Ministère de la Justice. (Flickr / Stephen Carlile)

Le prédateur sexuel de 45 ans qui a reconnu avoir violé et tué une adolescente de 15 ans, jeudi 20 août dernier, avait déjà été condamné pour 12 viols et tentatives de viols. Le ministère de la Justice a saisi l’Inspection générale pour faire la lumière sur son suivi socio-judiciaire.

Mis en examen et écroué pour « homicide volontaire, viol en récidive et destruction volontaire par incendie en récidive », François V. avait déjà été condamné en 2005 à 18 ans de réclusion criminelle par la cour d’assises de Vienne pour 12 viols et tentatives de viols sur des jeunes filles. Il avait été libéré en 2016.

L’Inspection générale de la justice va mener « une mission d’inspection de fonctionnement […] concernant les faits criminels survenus à Nantes le jeudi 20 août 2020 », selon un communiqué du ministère. Cette mission aura pour objectif d’« exposer les modalités de mise en œuvre de la mesure de suivi socio-judiciaire dont le mis en cause a fait l’objet », mais devra aussi déterminer « si cette prise en charge a été correctement effectuée ».

« On a pu penser à une forme de stabilisation »

Après sa libération, le prédateur sexuel avait déménagé en Loire-Atlantique et retrouvé un travail. « Il avait même trouvé une compagne. On a pu penser à une forme de stabilisation », a déclaré le procureur adjoint de Nantes, affirmant qu’il n’y avait « pas le moindre élément qui puisse [laisser] penser à une fragilisation de l’intéressé ces derniers temps qui aurait pu le conduire à passer à l’acte ».

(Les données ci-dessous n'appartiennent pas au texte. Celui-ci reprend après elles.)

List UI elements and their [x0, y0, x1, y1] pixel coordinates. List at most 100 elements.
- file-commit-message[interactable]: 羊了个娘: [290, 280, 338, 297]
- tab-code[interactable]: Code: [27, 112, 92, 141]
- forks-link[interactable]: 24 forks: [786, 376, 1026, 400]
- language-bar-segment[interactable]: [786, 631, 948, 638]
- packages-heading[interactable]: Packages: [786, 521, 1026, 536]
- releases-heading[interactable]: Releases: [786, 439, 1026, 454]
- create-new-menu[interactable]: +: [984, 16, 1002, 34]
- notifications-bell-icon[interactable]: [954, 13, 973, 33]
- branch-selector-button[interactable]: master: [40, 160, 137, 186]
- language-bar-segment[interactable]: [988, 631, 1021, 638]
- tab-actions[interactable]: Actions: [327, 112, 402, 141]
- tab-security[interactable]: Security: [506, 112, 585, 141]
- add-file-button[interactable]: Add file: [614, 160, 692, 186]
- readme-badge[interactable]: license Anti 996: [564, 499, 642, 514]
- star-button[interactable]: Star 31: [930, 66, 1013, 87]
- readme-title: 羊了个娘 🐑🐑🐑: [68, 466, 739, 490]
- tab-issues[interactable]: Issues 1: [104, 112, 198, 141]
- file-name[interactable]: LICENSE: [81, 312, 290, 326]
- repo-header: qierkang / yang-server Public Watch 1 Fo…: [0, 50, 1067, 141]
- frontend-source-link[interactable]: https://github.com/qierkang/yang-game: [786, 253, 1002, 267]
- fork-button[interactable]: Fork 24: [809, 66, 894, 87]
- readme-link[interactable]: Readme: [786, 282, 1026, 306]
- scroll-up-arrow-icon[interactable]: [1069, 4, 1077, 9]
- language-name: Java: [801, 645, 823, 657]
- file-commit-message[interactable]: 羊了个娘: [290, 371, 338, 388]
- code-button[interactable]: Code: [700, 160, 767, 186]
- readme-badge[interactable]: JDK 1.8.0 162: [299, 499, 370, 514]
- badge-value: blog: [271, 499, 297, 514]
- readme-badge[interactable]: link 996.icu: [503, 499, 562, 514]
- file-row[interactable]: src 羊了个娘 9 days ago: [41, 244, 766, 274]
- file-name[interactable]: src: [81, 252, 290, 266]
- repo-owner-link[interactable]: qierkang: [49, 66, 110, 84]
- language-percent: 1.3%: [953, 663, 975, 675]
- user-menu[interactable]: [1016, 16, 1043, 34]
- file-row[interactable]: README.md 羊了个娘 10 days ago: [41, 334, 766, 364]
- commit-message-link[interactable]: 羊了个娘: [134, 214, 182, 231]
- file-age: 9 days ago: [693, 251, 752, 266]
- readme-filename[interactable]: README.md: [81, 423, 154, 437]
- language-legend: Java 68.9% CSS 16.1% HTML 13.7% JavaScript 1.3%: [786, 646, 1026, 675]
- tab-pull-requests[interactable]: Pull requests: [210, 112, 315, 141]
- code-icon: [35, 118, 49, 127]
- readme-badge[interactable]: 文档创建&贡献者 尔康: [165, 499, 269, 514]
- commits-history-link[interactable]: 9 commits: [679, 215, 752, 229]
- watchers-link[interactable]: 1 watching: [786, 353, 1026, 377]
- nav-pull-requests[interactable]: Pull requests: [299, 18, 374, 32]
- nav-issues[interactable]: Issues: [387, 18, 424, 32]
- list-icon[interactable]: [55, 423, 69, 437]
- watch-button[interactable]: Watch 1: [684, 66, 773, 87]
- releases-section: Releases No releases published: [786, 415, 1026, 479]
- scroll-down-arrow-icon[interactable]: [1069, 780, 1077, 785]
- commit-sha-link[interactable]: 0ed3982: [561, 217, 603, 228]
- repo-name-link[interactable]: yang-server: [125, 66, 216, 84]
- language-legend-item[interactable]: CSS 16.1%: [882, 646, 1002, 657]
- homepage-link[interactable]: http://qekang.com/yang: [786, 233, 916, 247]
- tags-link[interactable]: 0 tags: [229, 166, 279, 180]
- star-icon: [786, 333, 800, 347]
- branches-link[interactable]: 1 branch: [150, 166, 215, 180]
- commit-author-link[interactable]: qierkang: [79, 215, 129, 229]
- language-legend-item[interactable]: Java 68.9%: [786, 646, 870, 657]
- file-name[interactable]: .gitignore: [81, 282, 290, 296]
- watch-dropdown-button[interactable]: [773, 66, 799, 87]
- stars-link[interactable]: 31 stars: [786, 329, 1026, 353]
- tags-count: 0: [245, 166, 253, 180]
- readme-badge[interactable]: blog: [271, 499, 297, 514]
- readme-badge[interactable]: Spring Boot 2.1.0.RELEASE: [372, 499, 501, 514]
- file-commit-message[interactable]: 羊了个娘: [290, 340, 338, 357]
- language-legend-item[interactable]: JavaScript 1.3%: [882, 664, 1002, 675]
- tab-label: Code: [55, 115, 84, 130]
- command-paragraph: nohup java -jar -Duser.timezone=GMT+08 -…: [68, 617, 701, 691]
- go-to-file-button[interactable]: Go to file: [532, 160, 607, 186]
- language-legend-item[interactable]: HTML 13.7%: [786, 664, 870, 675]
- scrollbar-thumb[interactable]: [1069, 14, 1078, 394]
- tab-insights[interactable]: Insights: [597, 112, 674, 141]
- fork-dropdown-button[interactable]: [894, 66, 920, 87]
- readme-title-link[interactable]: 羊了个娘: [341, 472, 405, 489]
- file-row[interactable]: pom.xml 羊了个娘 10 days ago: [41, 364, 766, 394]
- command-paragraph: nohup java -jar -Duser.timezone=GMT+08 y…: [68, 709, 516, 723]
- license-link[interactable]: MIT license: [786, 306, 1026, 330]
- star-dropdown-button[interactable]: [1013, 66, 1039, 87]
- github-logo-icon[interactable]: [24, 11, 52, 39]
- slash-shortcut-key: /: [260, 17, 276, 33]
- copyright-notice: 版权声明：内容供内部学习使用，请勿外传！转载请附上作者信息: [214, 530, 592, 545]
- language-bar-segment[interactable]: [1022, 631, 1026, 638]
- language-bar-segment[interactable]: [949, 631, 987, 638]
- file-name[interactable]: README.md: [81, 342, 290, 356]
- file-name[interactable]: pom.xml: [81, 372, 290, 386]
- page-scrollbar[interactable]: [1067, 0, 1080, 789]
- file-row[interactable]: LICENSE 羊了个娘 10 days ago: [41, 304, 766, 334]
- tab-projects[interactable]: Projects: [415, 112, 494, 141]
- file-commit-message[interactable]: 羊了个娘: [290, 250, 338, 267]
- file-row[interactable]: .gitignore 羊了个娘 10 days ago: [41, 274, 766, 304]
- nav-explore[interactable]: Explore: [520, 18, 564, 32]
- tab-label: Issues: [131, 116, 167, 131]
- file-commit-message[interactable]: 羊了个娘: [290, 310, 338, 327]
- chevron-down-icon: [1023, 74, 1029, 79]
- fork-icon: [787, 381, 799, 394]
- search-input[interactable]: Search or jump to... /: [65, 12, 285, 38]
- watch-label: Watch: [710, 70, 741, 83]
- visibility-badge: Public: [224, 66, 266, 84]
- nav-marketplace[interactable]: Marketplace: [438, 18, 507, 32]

Le 20 août dernier pourtant, François V. a récidivé. Durant sa garde à vue, il a reconnu les faits commis le 20 août à Nantes. Violée, une adolescente de 15 ans a ensuite été étranglée avec un câble. Il l’a alors aspergée d’eau de Javel, avant d’incendier l’appartement où il l’avait attirée. Ce sont les pompiers, alertés pour un incendie en cours, qui ont fait la macabre découverte.


Les inspecteurs du ministère de la justice étaient déjà présents sur place depuis vendredi soir. Ils « devront remettre les premières conclusions de leur mission le vendredi 4 septembre », précise le communiqué.